On January 18, a roundtable attended by state government representatives, political bodies and community groups was held to develop the NSW Government’s Ageing Strategy.

Academic and member of the Ministerial Advisory Committee on Ageing, Diana Olsberg, said she personally noticed the issue of elderly employment recurring in discussions.

She said many older people would like to work, either in part-time or full-time roles, but are finding it difficult to access the labour market on account of their age.

“People were talking about some of their own personal experiences of having to either hide their age when they apply or when they get to the point of having an interview they are then told they are much too experienced for this. Which is just newspeak for ‘you’re too old’.”
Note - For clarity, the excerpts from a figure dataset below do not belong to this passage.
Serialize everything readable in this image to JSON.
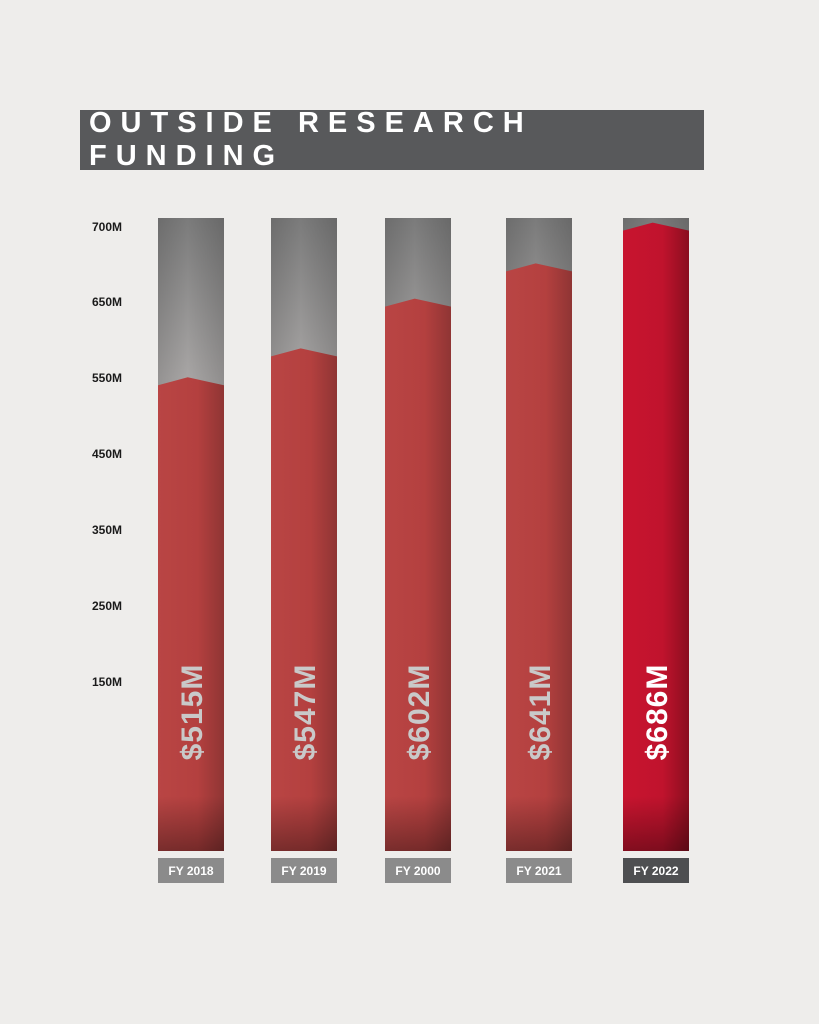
{
  "chart_data": {
    "type": "bar",
    "title": "OUTSIDE RESEARCH FUNDING",
    "categories": [
      "FY 2018",
      "FY 2019",
      "FY 2000",
      "FY 2021",
      "FY 2022"
    ],
    "values": [
      515,
      547,
      602,
      641,
      686
    ],
    "value_labels": [
      "$515M",
      "$547M",
      "$602M",
      "$641M",
      "$686M"
    ],
    "y_tick_labels": [
      "700M",
      "650M",
      "550M",
      "450M",
      "350M",
      "250M",
      "150M"
    ],
    "ylim": [
      0,
      700
    ],
    "grid": false,
    "highlight_index": 4,
    "colors": {
      "bar": "#b5403f",
      "bar_highlight": "#c0152f",
      "track": "#b7b4b3",
      "label_bg": "#8b8b8b",
      "label_bg_highlight": "#4e4f51",
      "value_text": "#c9c9c9",
      "value_text_highlight": "#ffffff"
    }
  }
}
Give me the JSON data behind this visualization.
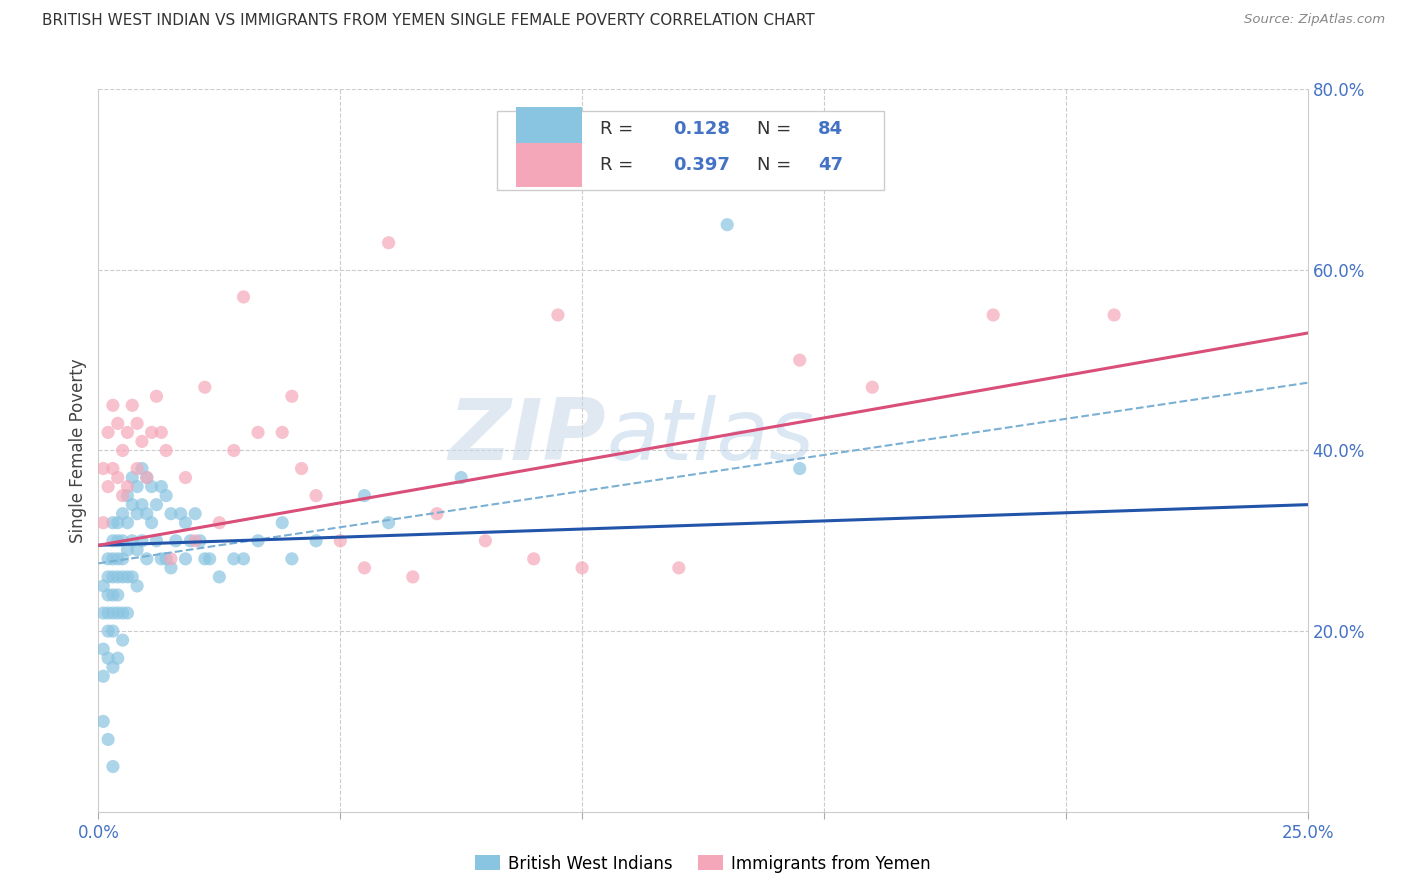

Much of the impetus to get back into the workforce, Ms Olsberg said, has arisen due to financial difficulties.

“People were saying ‘I lost money in the 2008 GFC so I thought I was going to have enough but I didn’t’,” she said.

Around 30 people were in attendance, including those from the Waverley Home Library and the Association of Independent Retirees.

Employment was not the only issue under discussion. Founder of Arts and Health Australia, Margret Meagher, said problems surrounding mobility were a perennial concern.

“It’s about the importance of making public areas accessible,” she said. “People are conscious that as you get older you’re more restricted in terms of stairs.

“The issue there was when councils develop parks, they need to be thinking about pathways that are suitable for older people.”

One attending woman mentioned the cliff-walk around Tamarama which incorporates several stair sections in its design. She said it was largely inaccessible to those who have difficulty walking and that such issues need to be resolved.

Also present was Reg Ryan, 87, who was not entirely impressed by the proceedings. He said much of the dialogue was impractical, such as discussion about expanding the size of roads in the eastern Sydney area.

Mr Ryan said there was not enough “hard-nosed analysis” in light of the current political and economic situation. He did not think the consultation would lead to effective action from the NSW government.

A spokesperson from the NSW Government said details of the draft will be released in March for public comment.

The resulting Government Ageing Strategy will be announced in July.